Patel later denied ever discussing Ukraine with the president. “A number of media outlets have falsely reported that, as senior director for counterterrorism on the National Security Council, I have communicated with President Trump regarding Ukraine,” Patel told Axios at the time.” At no time have I ever communicated with the president on any matters involving Ukraine. Any reporting to the contrary, and any testimony provided to Congress, is simply false, and any current or former staff who suggest I have raised or discussed Ukraine matters with President Trump, are similarly misinformed or spreading outright falsehoods.”

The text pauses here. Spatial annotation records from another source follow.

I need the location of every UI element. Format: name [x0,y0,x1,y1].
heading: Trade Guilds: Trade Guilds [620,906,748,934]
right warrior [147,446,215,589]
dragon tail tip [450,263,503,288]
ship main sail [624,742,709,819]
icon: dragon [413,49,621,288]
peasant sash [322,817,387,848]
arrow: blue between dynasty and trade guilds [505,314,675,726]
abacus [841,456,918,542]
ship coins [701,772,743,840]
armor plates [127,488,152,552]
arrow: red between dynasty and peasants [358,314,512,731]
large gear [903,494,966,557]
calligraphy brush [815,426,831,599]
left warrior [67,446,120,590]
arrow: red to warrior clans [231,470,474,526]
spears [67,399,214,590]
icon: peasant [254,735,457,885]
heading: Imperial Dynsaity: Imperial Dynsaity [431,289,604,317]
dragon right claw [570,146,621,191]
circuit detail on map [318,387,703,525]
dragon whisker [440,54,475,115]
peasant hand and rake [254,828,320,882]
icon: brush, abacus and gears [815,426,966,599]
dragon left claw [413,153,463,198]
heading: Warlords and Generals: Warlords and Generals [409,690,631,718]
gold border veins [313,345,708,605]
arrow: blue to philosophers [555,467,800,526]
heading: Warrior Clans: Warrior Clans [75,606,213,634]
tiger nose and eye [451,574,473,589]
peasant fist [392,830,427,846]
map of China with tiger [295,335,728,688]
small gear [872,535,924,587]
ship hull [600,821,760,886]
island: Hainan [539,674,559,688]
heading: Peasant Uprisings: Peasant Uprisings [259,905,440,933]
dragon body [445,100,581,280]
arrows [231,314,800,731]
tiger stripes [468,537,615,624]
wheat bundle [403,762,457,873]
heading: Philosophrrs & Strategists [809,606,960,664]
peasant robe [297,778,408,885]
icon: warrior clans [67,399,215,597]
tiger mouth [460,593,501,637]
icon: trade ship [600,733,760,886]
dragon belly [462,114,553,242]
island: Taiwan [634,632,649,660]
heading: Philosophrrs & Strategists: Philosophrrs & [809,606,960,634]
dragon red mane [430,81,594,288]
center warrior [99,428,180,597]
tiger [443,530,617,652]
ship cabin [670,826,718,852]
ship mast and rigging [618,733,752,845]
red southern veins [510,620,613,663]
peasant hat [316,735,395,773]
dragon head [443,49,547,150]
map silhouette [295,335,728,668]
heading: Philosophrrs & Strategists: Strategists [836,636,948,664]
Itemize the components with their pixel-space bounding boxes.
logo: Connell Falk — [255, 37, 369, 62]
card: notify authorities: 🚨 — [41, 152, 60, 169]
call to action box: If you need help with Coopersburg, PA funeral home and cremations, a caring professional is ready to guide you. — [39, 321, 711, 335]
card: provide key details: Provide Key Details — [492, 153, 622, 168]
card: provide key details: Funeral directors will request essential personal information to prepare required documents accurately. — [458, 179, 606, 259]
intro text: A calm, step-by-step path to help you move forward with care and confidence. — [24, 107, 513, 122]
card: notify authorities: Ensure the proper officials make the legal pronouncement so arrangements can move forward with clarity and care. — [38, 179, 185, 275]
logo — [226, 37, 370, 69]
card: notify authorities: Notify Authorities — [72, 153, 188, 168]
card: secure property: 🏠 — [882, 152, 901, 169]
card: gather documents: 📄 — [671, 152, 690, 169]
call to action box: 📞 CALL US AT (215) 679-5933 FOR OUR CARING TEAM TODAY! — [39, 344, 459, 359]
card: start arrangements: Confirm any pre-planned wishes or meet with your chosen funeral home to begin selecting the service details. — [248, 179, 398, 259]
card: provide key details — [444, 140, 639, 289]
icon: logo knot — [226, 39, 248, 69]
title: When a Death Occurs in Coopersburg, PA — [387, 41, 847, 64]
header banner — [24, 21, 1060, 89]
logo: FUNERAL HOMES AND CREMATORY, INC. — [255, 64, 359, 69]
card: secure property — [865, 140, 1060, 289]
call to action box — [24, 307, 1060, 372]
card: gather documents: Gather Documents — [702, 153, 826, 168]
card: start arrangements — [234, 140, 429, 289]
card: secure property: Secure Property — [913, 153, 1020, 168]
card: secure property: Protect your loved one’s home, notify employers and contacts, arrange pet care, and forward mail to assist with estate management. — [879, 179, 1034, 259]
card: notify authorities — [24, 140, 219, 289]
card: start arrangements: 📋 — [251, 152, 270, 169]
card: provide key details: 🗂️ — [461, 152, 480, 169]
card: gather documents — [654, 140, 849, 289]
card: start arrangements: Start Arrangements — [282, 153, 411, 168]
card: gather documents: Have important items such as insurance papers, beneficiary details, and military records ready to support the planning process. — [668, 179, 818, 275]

Before his Pentagon appointment, Patel served as the deputy assistant to the president and senior director for Counterterrorism (CT) at the National Security Council (NSC). He also served as principal deputy to the Acting Director of National Intelligence, “where he oversaw the operations of all 17 intelligence community agencies and provided the president’s daily briefing,” per his Department of Defense profile.

Before joining the NSC, Patel served as the National Security Advisor and Senior Counsel for the House Permanent Select Committee on Intelligence (HPSCI), which he joined following his tenure as a terrorism prosecutor at the Department of Justice (DOJ). He also served as the DOJ Liaison Officer to Joint Special Operations Command (JSOC), “working with our nation’s most prestigious counterterrorism units to conduct collaborative global targeting operations against high-value terrorism targets,” his DOD profile says.

Patel began his career as a public defender, trying scores of complex cases ranging from murder to narco-trafficking, to complex financial crimes in jury trials in state and federal courts.

A native of New York, Patel completed his undergraduate studies at the University of Richmond before returning to New York to earn his law degree, along with a Certificate in International Law from University College London Faculty of Laws in the United Kingdom.